50 ans déjà… L’automobile a changé. La société ne la voit plus de la même manière. Les autophobes ont pris le pouvoir. Ils s’acharnent contre elle avec une obsession aberrante, comparable à celle que mettaient en 1968 les Shadocks à pomper du matin au soir.

La jeunesse des générations de ceux qui ont connu mai 1968 s’est envolée. Les 30 glorieuses et le tourbillon des sixties ont cédé la place à une société déprimée. Que dire des libertés ? Malgré la dictature de la bien-pensance universelle et du politiquement correcte, personne n’a encore réussi à nous empêcher de laisser nos imaginations voyager dans le temps, nous embarquer à bord de voitures joyeuses, ludiques, festives. Pas des machines grises vendues avec bonus énergétique parce qu’elles ne pollueraient pas. Non, des sportives insolentes, agressives, belles à se damner, des voitures à vivre avec les copains, à draguer, à se prendre pour Pedro Rodriguez, Bruce McLaren, Jochen Rindt, Timo Makinen, Vic Elford…

Triumph-Spitfire- 1 -2015 - Saint-Malo - Photo-Thierry-Le-Bras

Triumph-Spitfire- 1 -2015 – Saint-Malo – Photo-Thierry-Le-Bras

La Triumph Spitfire n’est pas née en 1968 comme la Citroën Méhari ou la Ferrari 365 GTB/4 Daytona. Apparue six ans plus tôt, elle a eu le temps de conquérir une place de choix auprès des amateurs de petits roadsters abordables, particulièrement les jeunes. Elle jouira d’une belle longévité et sera produite jusqu’en 1980.

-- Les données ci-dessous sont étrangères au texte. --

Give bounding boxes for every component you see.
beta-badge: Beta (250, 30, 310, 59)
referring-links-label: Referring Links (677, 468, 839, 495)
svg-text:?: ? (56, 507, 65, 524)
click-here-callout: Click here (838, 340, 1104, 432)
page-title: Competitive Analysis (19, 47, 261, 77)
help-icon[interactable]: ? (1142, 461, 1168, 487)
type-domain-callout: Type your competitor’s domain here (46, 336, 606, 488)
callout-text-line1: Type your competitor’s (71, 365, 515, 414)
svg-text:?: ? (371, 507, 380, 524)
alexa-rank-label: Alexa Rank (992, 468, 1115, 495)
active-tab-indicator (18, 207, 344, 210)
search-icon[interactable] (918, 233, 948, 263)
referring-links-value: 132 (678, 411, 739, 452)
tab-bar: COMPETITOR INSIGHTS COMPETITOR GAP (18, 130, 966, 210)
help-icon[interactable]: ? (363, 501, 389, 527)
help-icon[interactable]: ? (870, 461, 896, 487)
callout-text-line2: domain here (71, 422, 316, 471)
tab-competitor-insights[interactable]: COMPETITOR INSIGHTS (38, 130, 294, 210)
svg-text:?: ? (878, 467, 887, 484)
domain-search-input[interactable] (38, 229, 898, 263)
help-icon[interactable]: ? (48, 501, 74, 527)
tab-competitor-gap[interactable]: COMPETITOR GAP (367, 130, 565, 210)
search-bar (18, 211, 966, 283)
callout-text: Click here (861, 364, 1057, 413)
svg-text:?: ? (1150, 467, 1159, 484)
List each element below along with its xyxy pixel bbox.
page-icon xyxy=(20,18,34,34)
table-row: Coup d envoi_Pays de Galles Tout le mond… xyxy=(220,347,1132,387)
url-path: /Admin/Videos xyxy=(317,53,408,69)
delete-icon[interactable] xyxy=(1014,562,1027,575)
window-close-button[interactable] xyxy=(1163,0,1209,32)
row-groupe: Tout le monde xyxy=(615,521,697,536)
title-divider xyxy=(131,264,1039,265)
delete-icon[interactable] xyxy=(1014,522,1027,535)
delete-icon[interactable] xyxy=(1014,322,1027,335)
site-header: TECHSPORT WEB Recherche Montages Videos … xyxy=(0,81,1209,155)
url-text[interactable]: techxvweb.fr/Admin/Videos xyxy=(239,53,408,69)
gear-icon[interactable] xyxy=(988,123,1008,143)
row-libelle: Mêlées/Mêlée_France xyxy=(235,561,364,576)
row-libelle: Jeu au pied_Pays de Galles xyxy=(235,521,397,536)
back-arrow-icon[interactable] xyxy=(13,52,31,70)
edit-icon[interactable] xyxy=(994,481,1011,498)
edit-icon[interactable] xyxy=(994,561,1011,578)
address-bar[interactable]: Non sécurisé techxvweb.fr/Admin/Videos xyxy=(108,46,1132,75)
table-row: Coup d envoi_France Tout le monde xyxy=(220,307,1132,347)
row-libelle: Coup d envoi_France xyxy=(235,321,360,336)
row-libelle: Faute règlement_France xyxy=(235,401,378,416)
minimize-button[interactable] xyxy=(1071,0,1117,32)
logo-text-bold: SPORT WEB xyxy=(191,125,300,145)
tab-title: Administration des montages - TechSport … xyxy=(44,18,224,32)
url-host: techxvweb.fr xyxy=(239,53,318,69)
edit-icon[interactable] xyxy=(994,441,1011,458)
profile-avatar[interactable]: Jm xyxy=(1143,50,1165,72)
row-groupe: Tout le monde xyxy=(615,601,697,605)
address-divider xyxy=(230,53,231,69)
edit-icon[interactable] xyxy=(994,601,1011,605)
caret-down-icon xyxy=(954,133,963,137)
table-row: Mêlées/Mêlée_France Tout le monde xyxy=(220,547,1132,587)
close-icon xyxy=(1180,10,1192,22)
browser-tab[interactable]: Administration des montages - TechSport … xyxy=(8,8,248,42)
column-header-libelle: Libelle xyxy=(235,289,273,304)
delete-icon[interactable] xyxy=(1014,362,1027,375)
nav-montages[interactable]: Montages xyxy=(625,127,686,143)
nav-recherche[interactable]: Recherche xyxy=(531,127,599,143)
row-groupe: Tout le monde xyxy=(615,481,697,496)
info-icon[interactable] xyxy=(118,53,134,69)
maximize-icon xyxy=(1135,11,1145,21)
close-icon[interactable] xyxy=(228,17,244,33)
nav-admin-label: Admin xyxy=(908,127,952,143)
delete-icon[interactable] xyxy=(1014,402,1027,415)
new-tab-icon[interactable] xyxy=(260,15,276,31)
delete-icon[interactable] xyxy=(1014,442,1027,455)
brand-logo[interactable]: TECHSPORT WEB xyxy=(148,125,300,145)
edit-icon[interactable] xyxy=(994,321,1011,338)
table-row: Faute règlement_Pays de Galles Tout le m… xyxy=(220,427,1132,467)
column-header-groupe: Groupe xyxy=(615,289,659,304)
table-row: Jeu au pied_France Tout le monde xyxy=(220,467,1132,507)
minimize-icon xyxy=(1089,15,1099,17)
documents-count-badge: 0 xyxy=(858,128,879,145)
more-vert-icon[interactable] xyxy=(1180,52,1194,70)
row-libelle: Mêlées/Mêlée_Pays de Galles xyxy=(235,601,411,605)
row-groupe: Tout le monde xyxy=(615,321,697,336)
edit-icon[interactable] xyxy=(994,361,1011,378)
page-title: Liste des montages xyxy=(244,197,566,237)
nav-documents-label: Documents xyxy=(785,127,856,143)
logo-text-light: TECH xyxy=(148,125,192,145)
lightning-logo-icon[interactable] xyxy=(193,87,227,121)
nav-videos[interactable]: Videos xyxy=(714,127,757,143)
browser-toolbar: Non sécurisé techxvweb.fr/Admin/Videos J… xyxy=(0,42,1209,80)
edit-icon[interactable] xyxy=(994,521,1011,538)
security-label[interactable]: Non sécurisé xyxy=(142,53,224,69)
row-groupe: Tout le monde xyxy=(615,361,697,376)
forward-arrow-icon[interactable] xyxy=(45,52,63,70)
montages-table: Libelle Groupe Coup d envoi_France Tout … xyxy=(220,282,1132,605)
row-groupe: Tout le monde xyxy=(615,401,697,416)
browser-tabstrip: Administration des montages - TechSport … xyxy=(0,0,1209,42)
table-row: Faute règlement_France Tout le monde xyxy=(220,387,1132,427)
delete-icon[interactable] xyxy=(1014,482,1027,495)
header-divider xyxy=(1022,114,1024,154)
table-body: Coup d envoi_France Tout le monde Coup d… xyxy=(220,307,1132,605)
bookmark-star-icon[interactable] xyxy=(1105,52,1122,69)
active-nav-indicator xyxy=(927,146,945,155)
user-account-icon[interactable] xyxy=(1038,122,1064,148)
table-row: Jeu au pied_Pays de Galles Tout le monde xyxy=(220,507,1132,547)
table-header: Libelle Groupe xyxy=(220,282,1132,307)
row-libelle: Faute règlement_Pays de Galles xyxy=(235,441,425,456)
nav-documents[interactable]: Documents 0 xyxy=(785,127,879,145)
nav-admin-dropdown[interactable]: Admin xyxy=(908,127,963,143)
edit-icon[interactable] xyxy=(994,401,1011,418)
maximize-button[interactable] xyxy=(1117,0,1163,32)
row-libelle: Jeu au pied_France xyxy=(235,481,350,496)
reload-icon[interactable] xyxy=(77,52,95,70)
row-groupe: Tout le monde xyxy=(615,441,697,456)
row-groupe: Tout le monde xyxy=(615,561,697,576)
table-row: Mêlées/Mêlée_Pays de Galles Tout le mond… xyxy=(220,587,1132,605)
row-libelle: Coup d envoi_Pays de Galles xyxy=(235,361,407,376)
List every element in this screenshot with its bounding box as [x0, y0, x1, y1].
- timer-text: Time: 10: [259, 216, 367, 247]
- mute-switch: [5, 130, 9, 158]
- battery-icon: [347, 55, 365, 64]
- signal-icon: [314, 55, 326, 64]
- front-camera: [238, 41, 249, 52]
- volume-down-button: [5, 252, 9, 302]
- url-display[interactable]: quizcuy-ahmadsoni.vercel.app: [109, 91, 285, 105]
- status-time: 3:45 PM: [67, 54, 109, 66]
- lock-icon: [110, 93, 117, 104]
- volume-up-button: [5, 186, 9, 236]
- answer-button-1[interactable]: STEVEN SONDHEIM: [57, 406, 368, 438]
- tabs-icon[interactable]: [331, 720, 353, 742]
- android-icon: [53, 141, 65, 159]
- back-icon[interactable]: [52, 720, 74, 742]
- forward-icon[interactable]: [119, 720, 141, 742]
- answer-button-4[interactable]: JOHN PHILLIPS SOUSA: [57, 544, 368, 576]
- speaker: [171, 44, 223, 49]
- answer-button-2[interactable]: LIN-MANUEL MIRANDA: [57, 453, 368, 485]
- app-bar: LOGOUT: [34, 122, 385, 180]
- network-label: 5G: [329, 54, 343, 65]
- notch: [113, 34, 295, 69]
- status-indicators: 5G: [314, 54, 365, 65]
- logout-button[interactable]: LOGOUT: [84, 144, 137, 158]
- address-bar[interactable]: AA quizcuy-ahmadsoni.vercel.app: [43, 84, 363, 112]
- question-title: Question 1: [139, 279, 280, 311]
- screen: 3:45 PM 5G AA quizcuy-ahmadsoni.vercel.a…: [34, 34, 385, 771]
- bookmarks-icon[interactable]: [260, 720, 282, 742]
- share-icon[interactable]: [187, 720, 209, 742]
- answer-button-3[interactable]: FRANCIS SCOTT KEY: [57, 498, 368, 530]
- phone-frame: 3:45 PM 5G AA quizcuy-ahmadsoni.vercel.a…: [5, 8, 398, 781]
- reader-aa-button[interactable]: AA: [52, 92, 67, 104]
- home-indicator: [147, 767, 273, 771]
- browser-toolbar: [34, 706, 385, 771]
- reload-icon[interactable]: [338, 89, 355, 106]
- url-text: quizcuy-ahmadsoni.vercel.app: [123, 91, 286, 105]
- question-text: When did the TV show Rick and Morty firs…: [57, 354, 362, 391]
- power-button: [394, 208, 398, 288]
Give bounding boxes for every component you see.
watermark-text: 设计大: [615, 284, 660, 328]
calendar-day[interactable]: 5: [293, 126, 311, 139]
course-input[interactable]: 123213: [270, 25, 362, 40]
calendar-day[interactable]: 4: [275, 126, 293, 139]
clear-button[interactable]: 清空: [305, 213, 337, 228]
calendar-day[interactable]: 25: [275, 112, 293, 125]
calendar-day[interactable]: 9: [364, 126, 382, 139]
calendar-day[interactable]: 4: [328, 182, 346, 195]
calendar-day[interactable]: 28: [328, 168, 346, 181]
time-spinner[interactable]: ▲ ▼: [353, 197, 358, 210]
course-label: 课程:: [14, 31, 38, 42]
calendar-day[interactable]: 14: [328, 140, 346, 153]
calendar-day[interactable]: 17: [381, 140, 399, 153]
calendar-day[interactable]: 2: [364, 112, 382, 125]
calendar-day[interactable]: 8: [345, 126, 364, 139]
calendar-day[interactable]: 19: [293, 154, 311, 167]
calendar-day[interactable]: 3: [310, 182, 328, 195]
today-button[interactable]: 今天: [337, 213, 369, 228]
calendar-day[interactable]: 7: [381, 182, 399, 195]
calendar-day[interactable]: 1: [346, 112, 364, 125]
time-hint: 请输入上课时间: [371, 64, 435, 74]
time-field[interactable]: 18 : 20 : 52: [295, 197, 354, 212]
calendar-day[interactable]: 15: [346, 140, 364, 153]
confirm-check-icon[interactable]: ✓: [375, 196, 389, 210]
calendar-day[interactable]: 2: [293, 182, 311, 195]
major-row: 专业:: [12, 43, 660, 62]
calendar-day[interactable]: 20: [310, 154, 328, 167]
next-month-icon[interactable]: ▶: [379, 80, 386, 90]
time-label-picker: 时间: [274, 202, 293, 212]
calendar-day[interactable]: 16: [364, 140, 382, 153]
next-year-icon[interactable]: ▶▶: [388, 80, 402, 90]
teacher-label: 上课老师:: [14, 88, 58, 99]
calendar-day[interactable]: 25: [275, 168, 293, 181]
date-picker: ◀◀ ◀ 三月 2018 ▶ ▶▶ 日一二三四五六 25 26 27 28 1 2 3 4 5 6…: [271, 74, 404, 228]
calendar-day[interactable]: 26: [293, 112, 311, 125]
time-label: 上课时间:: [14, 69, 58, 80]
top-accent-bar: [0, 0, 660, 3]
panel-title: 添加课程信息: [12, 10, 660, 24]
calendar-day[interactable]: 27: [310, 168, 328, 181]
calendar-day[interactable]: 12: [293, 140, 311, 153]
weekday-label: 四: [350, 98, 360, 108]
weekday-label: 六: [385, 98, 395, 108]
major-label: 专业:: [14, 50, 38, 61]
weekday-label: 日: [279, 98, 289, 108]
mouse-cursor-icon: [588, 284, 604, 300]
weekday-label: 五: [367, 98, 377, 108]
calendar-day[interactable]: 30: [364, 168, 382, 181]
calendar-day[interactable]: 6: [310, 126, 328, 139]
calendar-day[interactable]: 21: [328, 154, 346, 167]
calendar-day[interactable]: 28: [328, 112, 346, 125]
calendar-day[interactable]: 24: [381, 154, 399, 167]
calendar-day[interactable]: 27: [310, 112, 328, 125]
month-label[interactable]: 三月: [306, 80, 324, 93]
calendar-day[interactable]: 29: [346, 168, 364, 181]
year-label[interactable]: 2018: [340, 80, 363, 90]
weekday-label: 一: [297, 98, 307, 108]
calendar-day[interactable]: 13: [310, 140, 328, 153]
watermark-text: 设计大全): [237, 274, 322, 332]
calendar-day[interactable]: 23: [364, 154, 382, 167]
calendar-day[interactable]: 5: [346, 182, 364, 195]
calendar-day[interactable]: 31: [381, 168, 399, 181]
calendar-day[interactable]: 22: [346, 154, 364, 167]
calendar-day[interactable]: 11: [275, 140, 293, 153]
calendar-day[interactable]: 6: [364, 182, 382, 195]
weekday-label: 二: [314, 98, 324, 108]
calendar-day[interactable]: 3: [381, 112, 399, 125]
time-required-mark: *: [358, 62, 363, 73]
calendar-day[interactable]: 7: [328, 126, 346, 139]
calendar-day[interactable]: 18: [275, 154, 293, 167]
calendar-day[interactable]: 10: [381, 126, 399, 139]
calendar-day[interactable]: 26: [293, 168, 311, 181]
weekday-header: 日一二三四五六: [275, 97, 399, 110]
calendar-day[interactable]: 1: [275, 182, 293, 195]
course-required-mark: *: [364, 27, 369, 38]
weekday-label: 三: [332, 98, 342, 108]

Une voiture née pour faire planer la jeunesse

Nous sommes en 1962. Françoise Hardy chante Tous les garçons et les filles de mon âge, Brigitte Bardot La Madrague, Claude François Belles, Belles, Belles, Sylvie Vartan Le locomotion, Johnny Hallyday L’idole des jeunes… Les jeunes justement ne veulent pas encore twitter, ils préfèrent chanter à tue-tête Laissez-nous twister avec Johnny ou bien Dick Rivers et Les Chats sauvages.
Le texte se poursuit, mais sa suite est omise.